暗号通貨では、その通貨の性質は、平等かどうかが論点になることがある。
しかし、「平等」という言葉、人によって全く異なる概念が含まれている場合があるから、議論をするときには、十分気を付けなければならない。 

英語で表現すると、Equality(平等)とEquity(衡平)と区別されているようだが、その区別は日本語では曖昧である。
二つの違いについて説明を試みる。

Equality(平等)とEquity(衡平)とは

Equalityは、機会の平等、形式的平等と言われ、個々の特性に注目せず、それぞれに同じ条件を待遇を与えることである。
例えば、50メートル徒競走であれば、「よーい、ドン!」でみんな一斉に同じ位置から同じゴールまで走らせることである。
もちろん、ゴールするタイミングは、個々の脚力に依存してバラバラである。

Equityは、結果の平等、実質的平等と言われ、個々の個性に着目して、合理的な区別をすることである。
例えば、高い位置にある荷物をとるのに、背が高く、自力で取れる人には何も与えず、背が低く、脚立がなければ荷物に手が届かない人には、脚立を与えることである。
衡平の「衡」は釣り合いが取れたという意味であるから、なんとなくわかるかもしれない。
第三者によって積極的に関与をし、釣り合いの取れた結果をもたらすことである。

なお、合理的な理由のない区別をすることを差別と呼ぶ。
例えば、身長が低いわけでもないのに、女性は身長が低いものだからと言う理由で、背の高い女性にも脚立を出した場合などである。

資本主義社会とは、平等なルールの中での自由競争の社会であるが、現在は完全な資本主義国家は存在しない。
(アメリカも純粋な資本主義国家ではない。)

ベースは平等の理念であるが、社会的弱者を救済するため、運営主体(国家)によって衡平の理念のもと、作為を加え、平等の価値観に修正を加えるのが実際である。

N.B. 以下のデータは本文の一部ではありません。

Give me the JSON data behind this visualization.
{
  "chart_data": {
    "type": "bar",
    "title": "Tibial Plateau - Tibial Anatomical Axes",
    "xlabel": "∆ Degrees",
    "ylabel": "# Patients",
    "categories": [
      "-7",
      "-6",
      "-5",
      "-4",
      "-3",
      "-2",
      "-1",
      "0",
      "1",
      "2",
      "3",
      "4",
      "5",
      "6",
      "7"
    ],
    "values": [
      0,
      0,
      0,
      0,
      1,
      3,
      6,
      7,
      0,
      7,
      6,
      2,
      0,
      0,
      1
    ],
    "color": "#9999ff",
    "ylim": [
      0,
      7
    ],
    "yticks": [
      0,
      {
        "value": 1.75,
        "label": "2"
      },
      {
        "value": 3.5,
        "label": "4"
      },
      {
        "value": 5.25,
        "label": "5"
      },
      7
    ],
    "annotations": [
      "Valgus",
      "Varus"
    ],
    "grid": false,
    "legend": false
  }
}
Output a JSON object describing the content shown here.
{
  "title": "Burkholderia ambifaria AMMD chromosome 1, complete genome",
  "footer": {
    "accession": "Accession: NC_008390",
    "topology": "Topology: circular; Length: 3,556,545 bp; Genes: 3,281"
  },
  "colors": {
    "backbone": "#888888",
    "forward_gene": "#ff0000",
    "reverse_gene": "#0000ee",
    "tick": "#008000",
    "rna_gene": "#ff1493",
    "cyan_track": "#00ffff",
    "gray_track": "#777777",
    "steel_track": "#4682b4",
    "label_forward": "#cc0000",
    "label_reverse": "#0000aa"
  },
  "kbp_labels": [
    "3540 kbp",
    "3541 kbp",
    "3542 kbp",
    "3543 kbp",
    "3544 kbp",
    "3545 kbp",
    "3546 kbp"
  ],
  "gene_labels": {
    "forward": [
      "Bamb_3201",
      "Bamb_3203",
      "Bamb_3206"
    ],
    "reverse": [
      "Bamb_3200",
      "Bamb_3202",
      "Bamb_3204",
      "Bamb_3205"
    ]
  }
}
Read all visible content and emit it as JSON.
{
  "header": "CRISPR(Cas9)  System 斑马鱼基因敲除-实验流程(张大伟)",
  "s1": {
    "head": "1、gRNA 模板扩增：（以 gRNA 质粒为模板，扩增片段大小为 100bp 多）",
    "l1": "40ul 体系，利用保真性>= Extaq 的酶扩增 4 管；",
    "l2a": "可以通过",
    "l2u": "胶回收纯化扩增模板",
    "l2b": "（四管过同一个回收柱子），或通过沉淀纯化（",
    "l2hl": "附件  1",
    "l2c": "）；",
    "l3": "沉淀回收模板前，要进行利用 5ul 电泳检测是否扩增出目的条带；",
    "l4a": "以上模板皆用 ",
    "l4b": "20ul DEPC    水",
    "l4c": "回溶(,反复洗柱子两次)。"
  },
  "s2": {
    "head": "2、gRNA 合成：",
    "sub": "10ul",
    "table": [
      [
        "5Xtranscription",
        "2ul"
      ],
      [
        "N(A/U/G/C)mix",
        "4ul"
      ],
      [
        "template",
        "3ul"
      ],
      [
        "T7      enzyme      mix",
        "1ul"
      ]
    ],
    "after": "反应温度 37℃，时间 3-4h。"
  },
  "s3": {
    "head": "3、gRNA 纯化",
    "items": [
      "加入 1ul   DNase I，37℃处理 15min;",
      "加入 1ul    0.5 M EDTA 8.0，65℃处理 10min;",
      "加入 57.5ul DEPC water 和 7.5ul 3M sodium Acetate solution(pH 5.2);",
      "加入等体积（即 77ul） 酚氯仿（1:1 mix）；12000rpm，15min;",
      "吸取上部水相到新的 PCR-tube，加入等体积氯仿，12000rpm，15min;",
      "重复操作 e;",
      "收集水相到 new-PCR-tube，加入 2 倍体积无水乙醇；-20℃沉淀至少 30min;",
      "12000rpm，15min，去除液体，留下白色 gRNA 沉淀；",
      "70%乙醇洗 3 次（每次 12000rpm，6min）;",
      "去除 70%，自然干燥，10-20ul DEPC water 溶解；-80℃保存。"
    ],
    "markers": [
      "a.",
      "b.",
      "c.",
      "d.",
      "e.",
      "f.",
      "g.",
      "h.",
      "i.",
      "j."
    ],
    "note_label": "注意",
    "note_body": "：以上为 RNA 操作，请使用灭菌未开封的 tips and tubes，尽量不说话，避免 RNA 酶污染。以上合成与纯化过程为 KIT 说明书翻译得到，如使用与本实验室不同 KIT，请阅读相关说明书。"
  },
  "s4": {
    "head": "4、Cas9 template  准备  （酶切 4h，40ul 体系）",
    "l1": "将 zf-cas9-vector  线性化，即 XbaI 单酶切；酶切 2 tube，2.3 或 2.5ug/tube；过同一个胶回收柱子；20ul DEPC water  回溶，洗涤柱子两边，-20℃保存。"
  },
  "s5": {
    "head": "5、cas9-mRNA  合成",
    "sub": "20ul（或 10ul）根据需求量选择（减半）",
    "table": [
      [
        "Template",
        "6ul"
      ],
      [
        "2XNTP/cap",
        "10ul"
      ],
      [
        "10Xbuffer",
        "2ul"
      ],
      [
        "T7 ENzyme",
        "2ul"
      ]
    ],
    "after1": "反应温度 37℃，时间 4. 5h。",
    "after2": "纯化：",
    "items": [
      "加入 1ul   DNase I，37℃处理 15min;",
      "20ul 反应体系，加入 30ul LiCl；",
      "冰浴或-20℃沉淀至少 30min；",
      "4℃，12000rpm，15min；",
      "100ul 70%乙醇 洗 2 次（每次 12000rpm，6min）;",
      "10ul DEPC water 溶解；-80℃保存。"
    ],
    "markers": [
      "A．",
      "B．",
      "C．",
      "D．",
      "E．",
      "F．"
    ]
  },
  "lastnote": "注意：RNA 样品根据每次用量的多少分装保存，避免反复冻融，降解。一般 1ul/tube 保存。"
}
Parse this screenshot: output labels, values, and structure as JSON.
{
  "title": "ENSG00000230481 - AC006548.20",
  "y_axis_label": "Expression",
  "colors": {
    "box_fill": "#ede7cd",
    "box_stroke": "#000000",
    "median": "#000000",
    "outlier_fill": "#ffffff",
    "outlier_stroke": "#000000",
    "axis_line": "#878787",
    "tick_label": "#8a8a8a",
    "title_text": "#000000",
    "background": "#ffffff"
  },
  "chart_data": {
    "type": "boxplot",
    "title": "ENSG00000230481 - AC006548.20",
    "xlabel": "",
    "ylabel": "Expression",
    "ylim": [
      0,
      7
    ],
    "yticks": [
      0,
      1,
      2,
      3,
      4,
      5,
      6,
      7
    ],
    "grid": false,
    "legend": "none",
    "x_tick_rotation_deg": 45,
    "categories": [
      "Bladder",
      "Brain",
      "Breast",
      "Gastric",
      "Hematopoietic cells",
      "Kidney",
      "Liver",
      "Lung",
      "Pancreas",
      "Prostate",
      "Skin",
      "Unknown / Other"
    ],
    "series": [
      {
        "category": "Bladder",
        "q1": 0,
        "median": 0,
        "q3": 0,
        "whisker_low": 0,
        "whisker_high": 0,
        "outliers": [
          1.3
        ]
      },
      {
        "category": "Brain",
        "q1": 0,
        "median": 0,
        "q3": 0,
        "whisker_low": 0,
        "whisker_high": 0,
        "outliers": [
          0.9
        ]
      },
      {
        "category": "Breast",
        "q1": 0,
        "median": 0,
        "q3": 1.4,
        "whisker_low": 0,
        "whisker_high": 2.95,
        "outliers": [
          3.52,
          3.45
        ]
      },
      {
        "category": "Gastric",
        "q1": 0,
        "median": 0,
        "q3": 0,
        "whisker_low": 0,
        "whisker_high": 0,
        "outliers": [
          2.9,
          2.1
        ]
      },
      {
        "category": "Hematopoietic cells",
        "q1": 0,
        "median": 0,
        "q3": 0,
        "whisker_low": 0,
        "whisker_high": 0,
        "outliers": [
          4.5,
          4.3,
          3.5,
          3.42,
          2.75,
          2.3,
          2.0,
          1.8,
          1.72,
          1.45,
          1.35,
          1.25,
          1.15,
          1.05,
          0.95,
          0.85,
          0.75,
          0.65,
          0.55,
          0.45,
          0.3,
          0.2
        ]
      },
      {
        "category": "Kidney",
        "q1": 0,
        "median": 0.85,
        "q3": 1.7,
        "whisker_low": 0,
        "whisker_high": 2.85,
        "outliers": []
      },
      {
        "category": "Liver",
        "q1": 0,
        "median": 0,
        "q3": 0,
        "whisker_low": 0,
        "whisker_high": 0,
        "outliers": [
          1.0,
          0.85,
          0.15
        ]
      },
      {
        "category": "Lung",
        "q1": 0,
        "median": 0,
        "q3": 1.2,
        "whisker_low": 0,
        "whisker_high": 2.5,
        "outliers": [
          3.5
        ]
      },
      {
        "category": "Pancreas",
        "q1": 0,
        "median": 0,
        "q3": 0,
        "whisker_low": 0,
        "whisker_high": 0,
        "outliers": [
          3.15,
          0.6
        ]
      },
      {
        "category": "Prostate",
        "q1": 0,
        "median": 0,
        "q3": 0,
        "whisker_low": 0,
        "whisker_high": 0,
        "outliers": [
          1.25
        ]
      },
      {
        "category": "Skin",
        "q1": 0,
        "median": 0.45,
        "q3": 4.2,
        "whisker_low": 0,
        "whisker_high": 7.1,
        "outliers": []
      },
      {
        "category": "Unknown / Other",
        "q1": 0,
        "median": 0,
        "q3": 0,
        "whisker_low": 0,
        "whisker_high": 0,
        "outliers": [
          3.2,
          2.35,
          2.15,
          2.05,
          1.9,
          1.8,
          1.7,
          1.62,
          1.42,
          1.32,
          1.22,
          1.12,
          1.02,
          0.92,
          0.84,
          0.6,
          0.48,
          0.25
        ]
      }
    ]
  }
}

どんな価値観でも、絶対はなく、矛盾する価値観に修正されることはおかしいことではない。
矛盾するものを合わせることで、より良い概念に止揚させることができる。

暗号通貨は平等か

暗号通貨は、特定の運営主体が存在しないという共通理解がかつては一般的であった。
したがって、そこにあるのは個々による完全なる自由競争の世界であり、これが成り立つのは、そこに完全なるルールのもとで平等に扱われるからである。
PoWは個々のマイナーは平等であり、これが正義である。 一方で、ASICが高価であったり、居所の電気料金が高いために、この競争に参加することができない人が存在する。 このような場合でも、完全なる自由競争の世界においては、ASICを買うために借金をして、電気料金の安い地域へ引っ越すことが正義となる。 
このような状況の中、この完全なる自由競争を修正し、弱者を救済するような暗号通貨を求める者が現れ始めた。 例えば、所得のある者から、無い者へと再分配がなされるようなアルゴリズムを取り入れた暗号通貨を作ろうという運動があった。 
しかし、これは成功しなかった。
なぜなら、このような積極的な関与は、機械的に決定することができず、必ず、運営者によって誰かから奪い、誰へ与えるかの決定や妥協の判断が必要になるからである。
しかし、その運営者は、誰もが納得する判断を行う運営者でなければならない。
国家によるそれは、その判断に皆が納得するためのロジックとして、自らの支配者を、自らが選挙で選ぶというプロセスの中でぎりぎり成立しているからである。

PoWは平等か

今日では、様々なコンセンサスアルゴリズムが開発されているが、時間軸における世代間の平等性に着目して考えたい。
コンセンサスアルゴリズムのPoWについては、こちらの記事(暗号通貨の裏コンセンサスアルゴリズムの説明)」の前半をご覧ください。

 PoWは、過去においては、全通貨が発行されているわけではなく、徐々に発行されていくタイプの通貨であるため、過去と現代の世代間は隔たりがなく、平等であると言える。
しかし、将来の世代については、マイニングにより地球資源の浪費が行われているとすれば、地球資源が枯渇したタイミングで、それ以降、過去の世代と比較して、平等と言えなくなる。

技術革新による解決に期待をするが、自分が死ぬまでに、エネルギーがなくならなければいいのだという発想で、マイニング競争が繰り広げられるとすれば、残念である。

他のコンセンサスアルゴリズムについても、この観点から検討してみると面白いかもしれない。

私は、PoWは、完璧ではないにしろ、現状ではもっとも平等な仕組みだと思っている。
私は、PoS通貨については知識が浅いので、ここでは言及をやめておく。

「暗号通貨は平等か」と聞かれた時に、「暗号通貨は衡平か」という意味で議論すると噛み合わないので注意しよう。

モナコインは平等か

モナコイン、正確に言えばモナコインの開発者は平等か。
私は以下の理由から、彼は意識的に、そして徹底的に「平等」という原理を意識して行動をしているように思われる。
  1. モナコインのブロックチェーンが始まったのは2014年1月1日だが、その以前に世界へ向けてモナコインを公開する事を発表している点
  2. 全員に適用されるゲームルール(モナコイン)のデザインのみを行い、自らは個々の参加者に対して干渉しするモナコイン運営者として君臨をしなかった点(本当に初期はもっと積極的に関与していたが)
彼は、ゲーム製作者との噂があるが、ゲーム製作者の持つ矜持から、そのような立場で接する事を選択したのかもしれない。